EDIT: Was running on kernel 2.6.11 AFAIK. Uptime of circa 16 days... A good test of my backup strategy...

cmtech
04-27-2005, 08:49 AM
Seems like I'm not alone here by any means, so the problem likely is xen/host systems related and not to do with my vm. If this isn't xen related then whats it about? I have a system running xen and when I used sparse files for disk images I had quite a few problems with it involving reboots and disk corruption. It also managed to bring down the host system a few times (kernel crash backtraced to the filesystem). Stopping using sparse files as disk images instantly solved my troubles. Why? No idea. It worked and that was enough for me.

matta
04-27-2005, 02:49 PM
The problem with sparse files is that data is cached both in the VM and on the host. Imagine a scenario where in the VM all data is sync()'ed, but it is not yet actually written to the disks on the host due to the cache. If the host crashes in this scenario then there will be data loss / corruption. We don't use sparse files, we use LVM which gives you raw access to the logical partition. A sync() call in the VM should go directly to disk.

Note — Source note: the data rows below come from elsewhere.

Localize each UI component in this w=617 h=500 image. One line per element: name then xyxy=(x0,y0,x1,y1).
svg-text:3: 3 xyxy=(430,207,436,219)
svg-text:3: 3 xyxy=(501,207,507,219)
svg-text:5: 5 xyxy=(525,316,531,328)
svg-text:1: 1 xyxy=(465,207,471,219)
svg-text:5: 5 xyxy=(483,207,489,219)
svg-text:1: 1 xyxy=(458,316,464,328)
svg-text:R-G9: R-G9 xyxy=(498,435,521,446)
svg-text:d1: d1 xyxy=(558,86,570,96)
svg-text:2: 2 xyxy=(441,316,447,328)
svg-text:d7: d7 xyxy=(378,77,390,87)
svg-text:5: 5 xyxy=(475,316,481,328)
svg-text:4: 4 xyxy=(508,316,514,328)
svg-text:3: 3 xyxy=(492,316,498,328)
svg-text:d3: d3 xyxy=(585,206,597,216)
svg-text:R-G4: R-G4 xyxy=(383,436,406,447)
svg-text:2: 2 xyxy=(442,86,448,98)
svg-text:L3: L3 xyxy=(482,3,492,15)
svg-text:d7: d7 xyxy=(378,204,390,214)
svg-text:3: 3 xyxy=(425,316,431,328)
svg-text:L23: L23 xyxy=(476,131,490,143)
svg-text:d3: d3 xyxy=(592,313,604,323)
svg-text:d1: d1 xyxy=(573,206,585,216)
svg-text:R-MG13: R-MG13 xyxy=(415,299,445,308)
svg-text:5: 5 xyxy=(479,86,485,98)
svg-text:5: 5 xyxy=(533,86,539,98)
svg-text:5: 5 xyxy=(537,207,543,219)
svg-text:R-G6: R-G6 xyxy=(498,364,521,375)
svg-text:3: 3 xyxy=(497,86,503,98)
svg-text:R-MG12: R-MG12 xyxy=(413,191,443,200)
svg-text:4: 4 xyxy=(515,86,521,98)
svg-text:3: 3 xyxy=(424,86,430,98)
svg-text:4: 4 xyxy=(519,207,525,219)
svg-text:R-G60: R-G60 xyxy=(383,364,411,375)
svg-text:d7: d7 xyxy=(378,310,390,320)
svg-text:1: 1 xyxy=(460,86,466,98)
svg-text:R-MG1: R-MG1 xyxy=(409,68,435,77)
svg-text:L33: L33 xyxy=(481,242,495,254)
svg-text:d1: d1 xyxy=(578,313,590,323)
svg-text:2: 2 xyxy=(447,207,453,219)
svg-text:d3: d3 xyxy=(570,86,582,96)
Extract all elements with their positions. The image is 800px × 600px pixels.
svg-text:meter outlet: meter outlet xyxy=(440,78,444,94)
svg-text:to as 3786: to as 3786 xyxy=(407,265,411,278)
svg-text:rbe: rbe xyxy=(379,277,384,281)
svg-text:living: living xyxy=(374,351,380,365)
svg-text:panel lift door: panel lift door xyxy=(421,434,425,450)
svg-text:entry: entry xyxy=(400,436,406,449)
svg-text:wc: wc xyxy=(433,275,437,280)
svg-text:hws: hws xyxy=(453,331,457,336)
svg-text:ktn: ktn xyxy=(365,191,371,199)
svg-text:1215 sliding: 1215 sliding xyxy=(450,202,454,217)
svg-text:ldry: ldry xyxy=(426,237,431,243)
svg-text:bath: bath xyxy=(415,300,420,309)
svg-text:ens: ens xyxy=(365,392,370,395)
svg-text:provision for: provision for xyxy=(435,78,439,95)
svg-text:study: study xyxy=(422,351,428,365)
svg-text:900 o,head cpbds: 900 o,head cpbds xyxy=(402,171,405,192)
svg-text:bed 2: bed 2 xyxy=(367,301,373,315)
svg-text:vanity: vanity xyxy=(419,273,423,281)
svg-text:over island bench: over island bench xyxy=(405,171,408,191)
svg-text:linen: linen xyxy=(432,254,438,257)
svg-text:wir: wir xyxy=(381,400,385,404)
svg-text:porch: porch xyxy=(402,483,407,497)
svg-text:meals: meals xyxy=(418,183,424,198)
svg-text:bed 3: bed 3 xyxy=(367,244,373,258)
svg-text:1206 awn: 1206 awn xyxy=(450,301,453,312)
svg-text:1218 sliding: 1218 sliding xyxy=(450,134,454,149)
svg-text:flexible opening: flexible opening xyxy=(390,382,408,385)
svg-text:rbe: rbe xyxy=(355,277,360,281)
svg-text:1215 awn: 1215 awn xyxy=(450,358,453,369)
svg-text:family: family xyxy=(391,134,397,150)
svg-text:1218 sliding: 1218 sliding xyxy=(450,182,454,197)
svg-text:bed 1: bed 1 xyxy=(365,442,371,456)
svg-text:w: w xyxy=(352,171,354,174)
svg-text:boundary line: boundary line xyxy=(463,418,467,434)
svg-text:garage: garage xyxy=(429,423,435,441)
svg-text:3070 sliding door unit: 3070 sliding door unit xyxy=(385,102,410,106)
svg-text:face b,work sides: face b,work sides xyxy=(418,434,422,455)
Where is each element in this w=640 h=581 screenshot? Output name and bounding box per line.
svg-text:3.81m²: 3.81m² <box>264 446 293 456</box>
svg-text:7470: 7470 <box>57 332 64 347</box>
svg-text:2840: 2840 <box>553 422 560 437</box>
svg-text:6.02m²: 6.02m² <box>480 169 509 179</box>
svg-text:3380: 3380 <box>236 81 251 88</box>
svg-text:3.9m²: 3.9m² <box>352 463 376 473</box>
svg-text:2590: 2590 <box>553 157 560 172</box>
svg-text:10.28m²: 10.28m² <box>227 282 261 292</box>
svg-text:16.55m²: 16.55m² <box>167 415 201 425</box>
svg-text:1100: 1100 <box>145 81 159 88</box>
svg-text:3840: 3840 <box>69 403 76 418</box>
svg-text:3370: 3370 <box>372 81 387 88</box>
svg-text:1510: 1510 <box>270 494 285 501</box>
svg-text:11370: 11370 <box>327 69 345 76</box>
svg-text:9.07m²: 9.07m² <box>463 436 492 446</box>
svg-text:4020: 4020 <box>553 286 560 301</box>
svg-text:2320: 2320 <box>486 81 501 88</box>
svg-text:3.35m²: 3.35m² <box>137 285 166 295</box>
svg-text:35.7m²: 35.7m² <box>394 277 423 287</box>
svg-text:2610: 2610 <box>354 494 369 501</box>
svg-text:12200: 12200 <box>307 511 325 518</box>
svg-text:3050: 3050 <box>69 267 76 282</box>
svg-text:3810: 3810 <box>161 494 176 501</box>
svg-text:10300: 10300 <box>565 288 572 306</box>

I'll see if I can reproduce the problem, but a quick search shows it happenning to a lot a physical servers also so it may be a Linux/kernel problem and not necessarilyXen.

cmtech
04-28-2005, 12:37 PM
Yeah I can see why they are a bad idea for that reason and I'm glad you guys don't use them. They still shouldn't make the host system crash but I'm just taking wild guesses at why it's playing up and if you guys use LVM then it's definately not that. It happened to me again just now, the filesystem corrupted while online and remounted the disk read-only. I don't think simply turning this option off would be a good idea as after reading the manpages and list posts from 98 or so when debian were stealing the idea to ship their distro like that from redhat, I could easily end up losing more data that way...

Is there anything I could do to provide info on why this is happening?

msh
04-28-2005, 02:04 PM
The problem just happend for me again. Strange thing.

matta
04-28-2005, 02:58 PM
Is everyone experiencing this problem using 2.6.11? Was the problem seen under 2.6.10?

cmtech
04-28-2005, 09:49 PM
I don't remember having this problem with 2.6.10 but I hadn't long had it when you swapped it either. It's happened again just now... when you upgraded it to 2.6.11 I tried to change it back but it said the files were missing. Perhaps you could put 2.6.10 back on there as a choice and see if it solves the problems? Yet - why does it also kill Teknic? Think when it comes back I will downgrade to 2.4.xxx and see if that helps.